NVIDIA CUDA Programming Guide — Asynchronous Concurrent Execution. https://docs.nvidia.com/cuda/cuda-c-programming-guide/index.html#asynchronous-concurrent-execution

Dedicated CUDA streams in ExpertStore.promote_to_vram() allow H2D weight copies to overlap with the default compute stream. M3 extends this with per-expert events (torch.cuda.Event) so the compute stream waits only on the specific experts about to be used, never globally synchronizes the H2D stream.

KL divergence estimators in PG

Schulman, J. "Approximating KL Divergence." 2020. http://joschu.net/blog/kl-approx.html

The k3 estimator (exp(log_ratio) − log_ratio − 1) is used in ChronosGRPOTrainer for low-variance, always-positive KL estimation per token.

MLX unified memory

Hannun et al. "MLX: An Array Framework for Apple Silicon." 2023. https://github.com/ml-explore/mlx

On Apple Silicon, CPU and GPU share physical memory. MLXExpertStore exploits this by using mx.eval() to materialise arrays in Metal without explicit H2D copies, eliminating the memory bandwidth bottleneck that motivates the CUDA stream isolation above.

safetensors mmap-friendly tensor format

HuggingFace safetensors — secure, zero-copy on-disk tensor container. https://github.com/huggingface/safetensors

Used by chronos/io/storage.py to pack one Louvain expert cluster per file (.ctsr). A single safe_open(...) call yields zero-copy tensor views over the whole cluster — random reads on disk become a single sequential mmap.

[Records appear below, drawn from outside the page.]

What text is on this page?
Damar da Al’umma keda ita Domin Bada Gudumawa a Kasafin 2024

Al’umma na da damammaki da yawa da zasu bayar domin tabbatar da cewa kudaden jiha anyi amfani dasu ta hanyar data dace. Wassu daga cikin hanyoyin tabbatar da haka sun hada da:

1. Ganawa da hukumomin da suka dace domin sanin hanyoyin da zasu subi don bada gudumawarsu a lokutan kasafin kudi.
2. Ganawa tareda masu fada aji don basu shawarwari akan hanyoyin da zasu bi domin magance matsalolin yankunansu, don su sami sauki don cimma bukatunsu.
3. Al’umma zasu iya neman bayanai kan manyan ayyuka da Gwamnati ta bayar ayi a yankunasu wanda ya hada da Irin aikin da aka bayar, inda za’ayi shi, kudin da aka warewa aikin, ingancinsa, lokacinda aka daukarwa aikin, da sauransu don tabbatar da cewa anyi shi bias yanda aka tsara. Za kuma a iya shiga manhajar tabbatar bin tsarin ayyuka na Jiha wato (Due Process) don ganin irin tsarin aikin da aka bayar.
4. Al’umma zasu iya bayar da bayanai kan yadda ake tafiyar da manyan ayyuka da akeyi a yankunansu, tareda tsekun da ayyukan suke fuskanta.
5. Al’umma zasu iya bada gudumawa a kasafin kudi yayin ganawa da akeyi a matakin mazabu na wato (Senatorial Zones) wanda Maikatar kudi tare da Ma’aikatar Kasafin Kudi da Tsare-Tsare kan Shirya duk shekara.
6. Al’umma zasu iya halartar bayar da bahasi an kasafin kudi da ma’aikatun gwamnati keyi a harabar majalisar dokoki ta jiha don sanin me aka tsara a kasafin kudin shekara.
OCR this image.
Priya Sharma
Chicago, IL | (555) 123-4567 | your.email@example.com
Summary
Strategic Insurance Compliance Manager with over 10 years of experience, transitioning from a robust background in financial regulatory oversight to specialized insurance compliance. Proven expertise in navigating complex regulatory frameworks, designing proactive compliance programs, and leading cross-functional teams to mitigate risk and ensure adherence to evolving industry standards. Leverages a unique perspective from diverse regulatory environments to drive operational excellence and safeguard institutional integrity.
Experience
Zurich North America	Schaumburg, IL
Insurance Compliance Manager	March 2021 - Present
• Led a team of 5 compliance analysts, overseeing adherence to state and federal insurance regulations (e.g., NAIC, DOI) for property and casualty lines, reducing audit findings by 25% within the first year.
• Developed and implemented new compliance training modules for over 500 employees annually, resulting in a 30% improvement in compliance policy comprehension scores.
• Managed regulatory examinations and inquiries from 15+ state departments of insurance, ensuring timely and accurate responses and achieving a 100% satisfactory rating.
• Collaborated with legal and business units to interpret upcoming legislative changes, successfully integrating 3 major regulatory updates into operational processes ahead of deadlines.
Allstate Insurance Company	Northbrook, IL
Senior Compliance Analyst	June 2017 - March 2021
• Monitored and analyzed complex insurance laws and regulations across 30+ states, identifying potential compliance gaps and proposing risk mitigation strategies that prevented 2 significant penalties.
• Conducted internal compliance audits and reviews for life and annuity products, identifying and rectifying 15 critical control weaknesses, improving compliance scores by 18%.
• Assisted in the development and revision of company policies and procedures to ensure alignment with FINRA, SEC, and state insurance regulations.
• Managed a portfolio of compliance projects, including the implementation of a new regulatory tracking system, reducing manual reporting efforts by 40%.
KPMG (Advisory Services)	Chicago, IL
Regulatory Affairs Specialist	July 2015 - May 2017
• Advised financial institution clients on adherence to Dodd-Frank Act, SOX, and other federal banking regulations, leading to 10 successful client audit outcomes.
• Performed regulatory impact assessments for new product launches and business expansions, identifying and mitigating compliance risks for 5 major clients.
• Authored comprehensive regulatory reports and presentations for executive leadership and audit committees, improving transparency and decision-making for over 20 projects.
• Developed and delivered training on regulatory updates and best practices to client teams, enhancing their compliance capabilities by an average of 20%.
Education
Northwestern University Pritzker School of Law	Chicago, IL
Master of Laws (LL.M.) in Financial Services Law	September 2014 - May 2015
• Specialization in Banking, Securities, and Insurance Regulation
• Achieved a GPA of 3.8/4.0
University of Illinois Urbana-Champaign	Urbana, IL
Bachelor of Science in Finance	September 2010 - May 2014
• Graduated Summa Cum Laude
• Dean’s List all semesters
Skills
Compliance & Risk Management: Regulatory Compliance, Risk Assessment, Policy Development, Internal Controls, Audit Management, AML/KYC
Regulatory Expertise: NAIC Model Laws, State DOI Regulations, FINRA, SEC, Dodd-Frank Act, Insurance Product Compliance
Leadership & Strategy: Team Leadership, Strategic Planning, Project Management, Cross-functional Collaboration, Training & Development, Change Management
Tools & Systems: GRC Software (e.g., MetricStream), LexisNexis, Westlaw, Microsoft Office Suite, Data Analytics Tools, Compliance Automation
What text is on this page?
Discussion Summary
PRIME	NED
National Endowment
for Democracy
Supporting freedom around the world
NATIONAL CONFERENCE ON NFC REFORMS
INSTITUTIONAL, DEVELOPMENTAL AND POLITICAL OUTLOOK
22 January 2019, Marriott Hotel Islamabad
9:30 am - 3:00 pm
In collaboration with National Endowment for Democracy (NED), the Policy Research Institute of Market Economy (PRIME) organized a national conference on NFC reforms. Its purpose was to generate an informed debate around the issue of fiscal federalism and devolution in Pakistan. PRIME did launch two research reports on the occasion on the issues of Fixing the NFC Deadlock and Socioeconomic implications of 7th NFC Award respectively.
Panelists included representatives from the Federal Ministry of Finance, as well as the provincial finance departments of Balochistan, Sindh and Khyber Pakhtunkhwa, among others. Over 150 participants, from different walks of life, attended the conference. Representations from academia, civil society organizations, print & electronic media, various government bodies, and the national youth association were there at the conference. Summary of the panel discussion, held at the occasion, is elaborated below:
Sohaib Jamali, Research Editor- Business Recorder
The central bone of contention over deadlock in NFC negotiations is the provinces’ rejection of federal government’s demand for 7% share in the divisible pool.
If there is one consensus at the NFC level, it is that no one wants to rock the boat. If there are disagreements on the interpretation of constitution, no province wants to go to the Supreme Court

4.8 Community Detection for Expert Co-occurrence

Louvain method

Blondel et al. "Fast unfolding of communities in large networks." J. Stat. Mech. 2008. https://arxiv.org/abs/0803.0476

Greedy modularity optimization used by chronos/io/cluster_layout.py:try_louvain_clustering to group co-activated experts into clusters whose .ctsr files are then laid out as one contiguous SSD block per cluster.


5. License Compatibility

Project Chronos is released under Apache-2.0.

Dependency License Compatible with Apache-2.0?
MiniMind Apache-2.0 ✓ Yes (same license)
Auto_Fine_Tuning Apache-2.0 ✓ Yes (same license)
PyTorch BSD-3-Clause ✓ Yes
Transformers Apache-2.0 ✓ Yes
safetensors Apache-2.0 ✓ Yes
Optuna MIT ✓ Yes
Gradio Apache-2.0 ✓ Yes
pandas BSD-3-Clause ✓ Yes
MLX MIT ✓ Yes
psutil BSD-3-Clause ✓ Yes
matplotlib PSF / BSD-style ✓ Yes
python-louvain BSD ✓ Yes
networkx BSD-3-Clause ✓ Yes
vLLM (optional) Apache-2.0 ✓ Yes

All incorporated code and dependencies carry permissive licenses compatible with Apache-2.0 distribution. No GPL, LGPL, or copyleft code is incorporated or bundled.


This file was last updated: 2026-04-21 — covers M1 (cluster-aware safetensors storage), M2 (lookahead supervision loss), M3 (double-stream decode pipeline with per-expert events), M4 (full SFT/DPO/ORPO/GRPO trainers + router KL anchor), M5 (HF safetensors I/O + AutoModel registration + vLLM adapter + multi-backend dispatcher + Stage 6 distillation + pluggable reward model), M6 (WebUI v2 with merged Config+Designer, per-stage Pipeline data paths, persistent Auto-Tune log + Apply-Best-to-Config, Benchmark BarPlot, IO Monitor).